In one prevailing view - that "mankind cannot bear too much reality" - the wounds inflicted by history can be healed only with an element of evasion or "denial", by a measure of wilful blindness. Hence, the Chileans were right to grant General Pinochet amnesty, despite his undoubted and atrocious crimes, as part of the process of restoring the country to democracy. Hence also, the countries of the former Soviet Union and its sometime empire were right not to seek punishment for their own criminals who had committed so many atrocities.

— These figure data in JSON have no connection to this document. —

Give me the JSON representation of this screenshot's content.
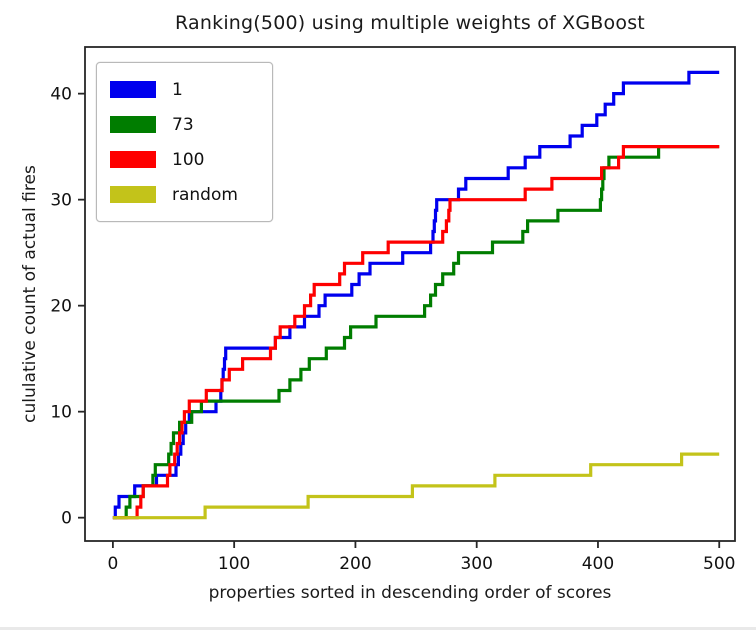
{
  "chart_data": {
    "type": "line",
    "subtype": "cumulative-step",
    "title": "Ranking(500) using multiple weights of XGBoost",
    "xlabel": "properties sorted in descending order of scores",
    "ylabel": "cululative count of actual fires",
    "xticks": [
      0,
      100,
      200,
      300,
      400,
      500
    ],
    "yticks": [
      0,
      10,
      20,
      30,
      40
    ],
    "xlim": [
      -23,
      513
    ],
    "ylim": [
      -2.2,
      44.4
    ],
    "x_start": 0,
    "x_end": 500,
    "grid": false,
    "legend_position": "upper-left",
    "axis_color": "#262626",
    "series": [
      {
        "name": "1",
        "color": "#0000ee",
        "final_count": 42,
        "step_x": [
          2,
          5,
          18,
          36,
          52,
          54,
          56,
          58,
          60,
          63,
          85,
          89,
          90,
          91,
          92,
          93,
          134,
          146,
          158,
          170,
          175,
          197,
          203,
          212,
          239,
          262,
          264,
          265,
          266,
          267,
          285,
          291,
          326,
          340,
          352,
          377,
          387,
          399,
          406,
          413,
          421,
          475
        ]
      },
      {
        "name": "73",
        "color": "#007d00",
        "final_count": 35,
        "step_x": [
          11,
          14,
          25,
          33,
          35,
          46,
          48,
          50,
          55,
          65,
          73,
          137,
          146,
          155,
          162,
          176,
          191,
          196,
          217,
          257,
          262,
          266,
          272,
          281,
          285,
          313,
          338,
          342,
          367,
          402,
          403,
          404,
          405,
          409,
          450
        ]
      },
      {
        "name": "100",
        "color": "#fe0000",
        "final_count": 35,
        "step_x": [
          20,
          23,
          25,
          45,
          47,
          51,
          53,
          55,
          57,
          59,
          63,
          77,
          90,
          96,
          107,
          130,
          134,
          138,
          150,
          158,
          163,
          166,
          187,
          191,
          206,
          227,
          272,
          275,
          277,
          278,
          340,
          362,
          403,
          417,
          421
        ]
      },
      {
        "name": "random",
        "color": "#c3c31a",
        "final_count": 6,
        "step_x": [
          76,
          161,
          247,
          315,
          394,
          469
        ]
      }
    ]
  }
}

This is plausible and even wise, but it is not the end of the matter, and it runs the risk of confusing two things. Some degree of oblivion or amnesia is necessary to make human life possible, from friendship or marriage to politics and warfare. There is much to be said in favour of asking for forgiveness for our trespasses as we forgive them that trespass against us. There is even something to be said for Balfour's "I never forgive but always forget". But beyond that, the thirst for justice remains a deep human instinct.
What needs to be remembered is that "the difference between justice and vengeance is that justice applies equally to all". Those were the words at the time of one critic of the Nuremberg trials. Even now, those trials leave a very mixed taste. The Nazi leaders had committed crimes which were qualitatively unequalled in history: there was no precedent for or equivalent to the systematic extermination of a whole people in death camps. And yet those defendants were also tried for "war crimes" by the Allies, who had arguably committed their own. At one point, the Nuremberg prosecution wanted to include the bombing of cities on the charge sheet, until it was pointed out that the RAF had killed about ten times as many civilians as the Luftwaffe. Nor was the sight of men being tried by Stalin's representatives for human rights abuses an attractive one. And the fact was that all the defendants were the vanquished, all the judges the victors. No wonder Winston Churchill is supposed to have said privately that we must take good care not to lose the next war.
The Pinochet case has led to calls for all such tyrants to face justice. But it is not just the general's disingenuous or odious advocates on the right who will wonder about the sense or honesty of this. If Pinochet should have been arrested in London, should Castro have been allowed to visit Portugal unmolested at the same time? If Peter Mandelson thinks it would be "gut-wrenching" to allow Pinochet to escape justice, shouldn't Tony Blair have effected a citizen's arrest on the Chinese leaders when he met them two weeks ago, leaders of a regime which in the past 50 years has killed more than the equivalent of the Chilean population several times over?
At the end of our brutal century, the search for perfect political justice is as elusive as ever. Much as it goes against the grain to see men such as Pinochet, or the brutes of apartheid, die in their beds, it is simply impossible to find a form of state justice that would apply equally to all. Quite different is the search for truth. That is why the new and free South Africa has shown the way forward. That is why the best judges of Pinochet's fate (pace Geoffrey Robertson on this page) are the people of the new and free Chile, trying to weigh the needs of reconciliation with the call for punishment. And that is why the ultimate healing medicine is not just vengeance or time, but truth.